Although we have not directly measured dispersal, our experiments represent an extreme manifestation of dispersal of Achromatium spp from one location to another. Our results show that even when there is large-scale immigration, the Achromatium community composition correlates with the nature of the host sediment. This indicates that environmental selection determines the composition of the Achromatium community in the two lakes. This experimental finding is consistent with observed environmental differences between the sites (Head et al., 2000) and some limited information on functional differences between the geographically separated Achromatium populations. RY has low sulfate (15–168 nmol cm−3) and high organic carbon (14.8–15.9 wt%) concentrations, Measured sulfate reduction rates are in the range of 10–300 nmol cm−3 per day and reduced sulfur species concentrations range from 3.4 to 9.5 μmol cm−3. HK sediments typically contain higher concentrations of sulfate (9870–11160 nmol cm−3) and organic carbon (21.3–22.2 wt%), which result in higher rates of sulfate reduction (1824±73 nmol cm−3 per day) and higher concentrations of reduced sulfur species (16.01–95.32 μmol cm−3). It has also been shown (by an inability to amplify specific gene targets) that unlike RY populations, HK Achromatium may lack the enzymes adenosine phosphosulfate (APS) reductase and ribulose bisphosphate carboxylase/oxygenase (RuBisCO), suggesting that the metabolic potential of the populations is different. Regardless of these functional differences, it has now been experimentally shown that the realizable ecological niches of the Achromatium species from RY are not present in the HK sediment. Accordingly, regardless of the frequency of dispersal, the RY species are unlikely to become predominant members of the HK community. We conclude that at a regional level, dispersal and environmental selection are important factors in determining the distribution of specific bacterial taxa and if this translates to larger geographical scales, then the global inventory of Achromatium will be principally dictated and restricted by habitat heterogeneity.

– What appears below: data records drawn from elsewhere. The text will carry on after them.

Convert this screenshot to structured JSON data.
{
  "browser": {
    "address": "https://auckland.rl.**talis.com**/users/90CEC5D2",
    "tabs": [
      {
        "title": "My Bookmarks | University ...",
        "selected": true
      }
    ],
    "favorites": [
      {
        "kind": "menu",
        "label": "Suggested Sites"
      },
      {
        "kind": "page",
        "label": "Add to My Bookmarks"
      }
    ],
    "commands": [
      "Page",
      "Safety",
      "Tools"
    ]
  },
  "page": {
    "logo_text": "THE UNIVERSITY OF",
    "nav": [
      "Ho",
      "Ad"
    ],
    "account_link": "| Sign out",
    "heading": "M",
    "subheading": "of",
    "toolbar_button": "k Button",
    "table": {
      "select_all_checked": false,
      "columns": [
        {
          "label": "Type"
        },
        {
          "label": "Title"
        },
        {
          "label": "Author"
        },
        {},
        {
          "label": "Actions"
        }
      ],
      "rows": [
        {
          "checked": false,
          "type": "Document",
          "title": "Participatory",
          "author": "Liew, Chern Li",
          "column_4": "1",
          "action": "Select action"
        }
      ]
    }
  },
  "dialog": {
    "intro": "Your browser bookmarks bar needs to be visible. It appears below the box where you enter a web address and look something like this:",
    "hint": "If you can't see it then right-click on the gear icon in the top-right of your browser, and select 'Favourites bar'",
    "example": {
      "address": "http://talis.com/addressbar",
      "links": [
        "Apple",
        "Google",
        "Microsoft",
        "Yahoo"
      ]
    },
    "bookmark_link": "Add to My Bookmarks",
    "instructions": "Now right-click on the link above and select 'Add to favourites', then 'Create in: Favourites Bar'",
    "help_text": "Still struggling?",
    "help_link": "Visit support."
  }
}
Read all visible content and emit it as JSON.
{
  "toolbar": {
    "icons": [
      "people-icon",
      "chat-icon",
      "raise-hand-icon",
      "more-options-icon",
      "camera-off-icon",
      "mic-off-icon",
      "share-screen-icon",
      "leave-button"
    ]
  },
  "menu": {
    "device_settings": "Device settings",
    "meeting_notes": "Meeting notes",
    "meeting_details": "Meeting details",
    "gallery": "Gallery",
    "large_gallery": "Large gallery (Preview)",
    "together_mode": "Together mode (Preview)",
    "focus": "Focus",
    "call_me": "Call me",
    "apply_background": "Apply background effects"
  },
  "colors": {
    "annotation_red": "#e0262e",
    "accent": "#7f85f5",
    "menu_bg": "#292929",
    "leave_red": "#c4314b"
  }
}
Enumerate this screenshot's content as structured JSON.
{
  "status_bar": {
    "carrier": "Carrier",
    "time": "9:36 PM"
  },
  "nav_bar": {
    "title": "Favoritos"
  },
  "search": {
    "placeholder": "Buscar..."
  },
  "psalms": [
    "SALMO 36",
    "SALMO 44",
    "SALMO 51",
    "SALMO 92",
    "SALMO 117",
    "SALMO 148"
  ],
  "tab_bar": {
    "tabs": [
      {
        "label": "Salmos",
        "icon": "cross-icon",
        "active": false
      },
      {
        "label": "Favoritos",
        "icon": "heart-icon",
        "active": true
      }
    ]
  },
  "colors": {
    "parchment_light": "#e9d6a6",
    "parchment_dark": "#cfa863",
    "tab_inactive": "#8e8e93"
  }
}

The initial driver for experimentally testing factors that lead to observed biogeographical patterns in bacteria was the ambiguity inherent in interpretation of purely observational environmental, functional and phylogenetic data. The default interpretation of biogeographical patterns is often endemism. However, it is apparent that these observed patterns can be interpreted in a number of ways as discussed above. Suggestions of microbial endemism (Cho and Tiedje, 2000; Oda et al., 2003; Papke et al., 2003; Whitaker et al., 2003; Green et al., 2004; Bell et al., 2005a, 2005b; Reche et al., 2005; van der Gast et al., 2005) arising from allopatric speciation are thought to be the consequence of segregation of populations when rates of evolution at a single location exceed rates of dispersal even in the absence of obvious physical barriers. Accordingly, the particular genetic marker (and its rate of evolution) used to identify putative endemic populations will affect the conclusions drawn. In this case, we have used a relatively conserved genetic marker (16S rRNA sequences) and have demonstrated that environmental selection is significant in dictating the biogeographical patterns observed in Achromatium. We have also provided an experimental approach that can be used to test the generality of this phenomenon in other bacterial taxa. Hitherto, this has been an important barrier to rigorous interpretation of biogeographical patterns in bacterial communities (Fenchel and Finlay, 2005). Nevertheless, it is likely that in different environments and for different bacteria, the relative importance of environmental selection and geographic dispersal in dictating microbial community structure will vary.